Chilly Hollow, Mount Vernon team up on historic Common Country ale
Common Country lands as a Virginia 250 beer that blends a Martha Washington-era recipe with modern cans, museum marketing and a summer tourism push.

Common Country is the kind of collaboration that tells you as much about the business of craft beer as it does about the beer itself. Brewed in early May, canned on June 9 and released beginning June 11, the pale ale tied Chilly Hollow Brewing Company, Dynasty Brewing Company, George Washington’s Mount Vernon and Lost Lagers to Virginia’s 250th-anniversary celebration, with limited-edition cans available at all three spots.
The beer was built to feel rooted in the past without pretending the past ran on today’s equipment. Chilly Hollow and its partners based Common Country on a recipe derived from Hannah Glasse’s The Art of Cookery, a book owned by Martha Washington, then adjusted it for modern brewing by converting old measurements such as hogsheads into gallons and dialing back the hops to account for the lower alpha acids in colonial-era varieties. The finished beer is an American Pale Ale at 5.6% ABV, according to Untappd, and it uses a majority of Virginia-grown ingredients.

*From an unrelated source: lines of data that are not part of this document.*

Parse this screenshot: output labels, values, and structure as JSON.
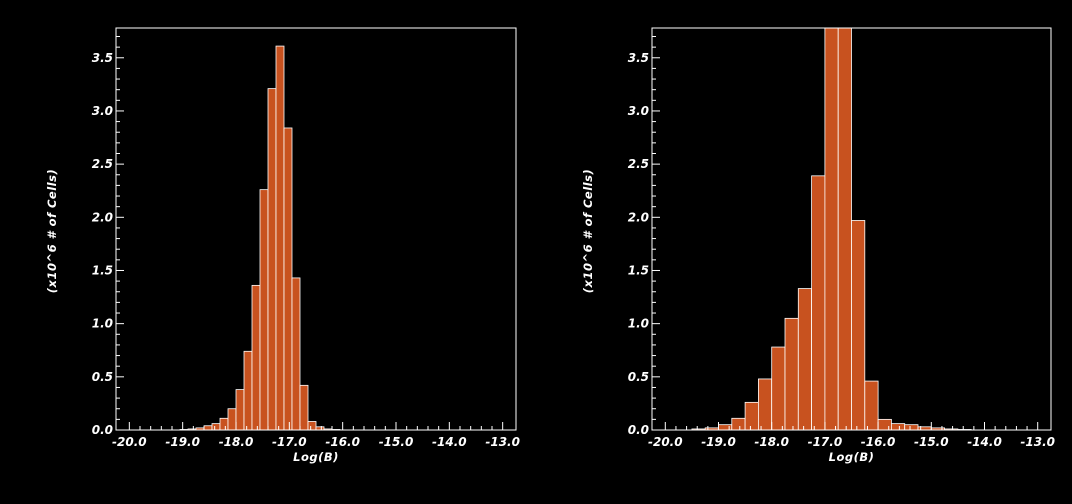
{
  "colors": {
    "background": "#000000",
    "bar_fill": "#c8521f",
    "bar_edge": "#ffffff",
    "axis": "#ffffff"
  },
  "chart_data": [
    {
      "type": "bar",
      "xlabel": "Log(B)",
      "ylabel": "(x10^6 # of Cells)",
      "xlim": [
        -20.25,
        -12.75
      ],
      "ylim": [
        0,
        3.78
      ],
      "xticks": [
        -20.0,
        -19.0,
        -18.0,
        -17.0,
        -16.0,
        -15.0,
        -14.0,
        -13.0
      ],
      "xtick_labels": [
        "-20.0",
        "-19.0",
        "-18.0",
        "-17.0",
        "-16.0",
        "-15.0",
        "-14.0",
        "-13.0"
      ],
      "yticks": [
        0.0,
        0.5,
        1.0,
        1.5,
        2.0,
        2.5,
        3.0,
        3.5
      ],
      "ytick_labels": [
        "0.0",
        "0.5",
        "1.0",
        "1.5",
        "2.0",
        "2.5",
        "3.0",
        "3.5"
      ],
      "bin_width": 0.15,
      "x": [
        -18.975,
        -18.825,
        -18.675,
        -18.525,
        -18.375,
        -18.225,
        -18.075,
        -17.925,
        -17.775,
        -17.625,
        -17.475,
        -17.325,
        -17.175,
        -17.025,
        -16.875,
        -16.725,
        -16.575,
        -16.425,
        -16.275,
        -16.125
      ],
      "values": [
        0.005,
        0.01,
        0.02,
        0.04,
        0.06,
        0.11,
        0.2,
        0.38,
        0.74,
        1.36,
        2.26,
        3.21,
        3.61,
        2.84,
        1.43,
        0.42,
        0.08,
        0.03,
        0.01,
        0.005
      ]
    },
    {
      "type": "bar",
      "xlabel": "Log(B)",
      "ylabel": "(x10^6 # of Cells)",
      "xlim": [
        -20.25,
        -12.75
      ],
      "ylim": [
        0,
        3.78
      ],
      "xticks": [
        -20.0,
        -19.0,
        -18.0,
        -17.0,
        -16.0,
        -15.0,
        -14.0,
        -13.0
      ],
      "xtick_labels": [
        "-20.0",
        "-19.0",
        "-18.0",
        "-17.0",
        "-16.0",
        "-15.0",
        "-14.0",
        "-13.0"
      ],
      "yticks": [
        0.0,
        0.5,
        1.0,
        1.5,
        2.0,
        2.5,
        3.0,
        3.5
      ],
      "ytick_labels": [
        "0.0",
        "0.5",
        "1.0",
        "1.5",
        "2.0",
        "2.5",
        "3.0",
        "3.5"
      ],
      "bin_width": 0.25,
      "x": [
        -19.375,
        -19.125,
        -18.875,
        -18.625,
        -18.375,
        -18.125,
        -17.875,
        -17.625,
        -17.375,
        -17.125,
        -16.875,
        -16.625,
        -16.375,
        -16.125,
        -15.875,
        -15.625,
        -15.375,
        -15.125,
        -14.875,
        -14.625,
        -14.375
      ],
      "values": [
        0.01,
        0.02,
        0.05,
        0.11,
        0.26,
        0.48,
        0.78,
        1.05,
        1.33,
        2.39,
        3.78,
        3.78,
        1.97,
        0.46,
        0.1,
        0.06,
        0.05,
        0.03,
        0.02,
        0.01,
        0.005
      ]
    }
  ]
}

That recipe work is what separates Common Country from the usual anniversary tie-in. Mount Vernon has long used beer to interpret George Washington’s world: the site says beer was a favorite drink of Washington, notes that beer and porter were served at a Mount Vernon dinner in 1799, and points to Washington’s own “Small Beer” recipe, written around 1757 while he was stationed at Fort Loudon. Mount Vernon’s recipe archive also traces its historical dishes to cookbooks used by Martha Washington, which makes the Hannah Glasse connection feel less like a gimmick and more like a deliberate fit.
The collaboration also shows how heritage beer can function as a broader commercial play. Mount Vernon had already leaned into beer with Dynasty Brewing, announcing a porter line in December 2021 that included Mount Vernon Virginia’s Porter and a Rye Cask Aged Porter, both tied to Washington’s fondness for porter and brewed with Virginia-grown barley malt. By November 2025, Mount Vernon had joined the Virginia 250 Passport initiative alongside dozens of historic destinations, and by May 2026 it was already talking up summer programming built around America’s 250th anniversary.
For Chilly Hollow, the rollout fits its own local identity as a family-owned brewery on an operating cattle farm in Berryville, Virginia. The real story in Common Country may not be whether the pale ale tastes like a perfect colonial reconstruction. It is that Virginia history, packaged in limited cans and sent out through brewery counters and Mount Vernon grounds, now has real tourism value, community-event value and enough marketable heritage to keep the collaboration model moving.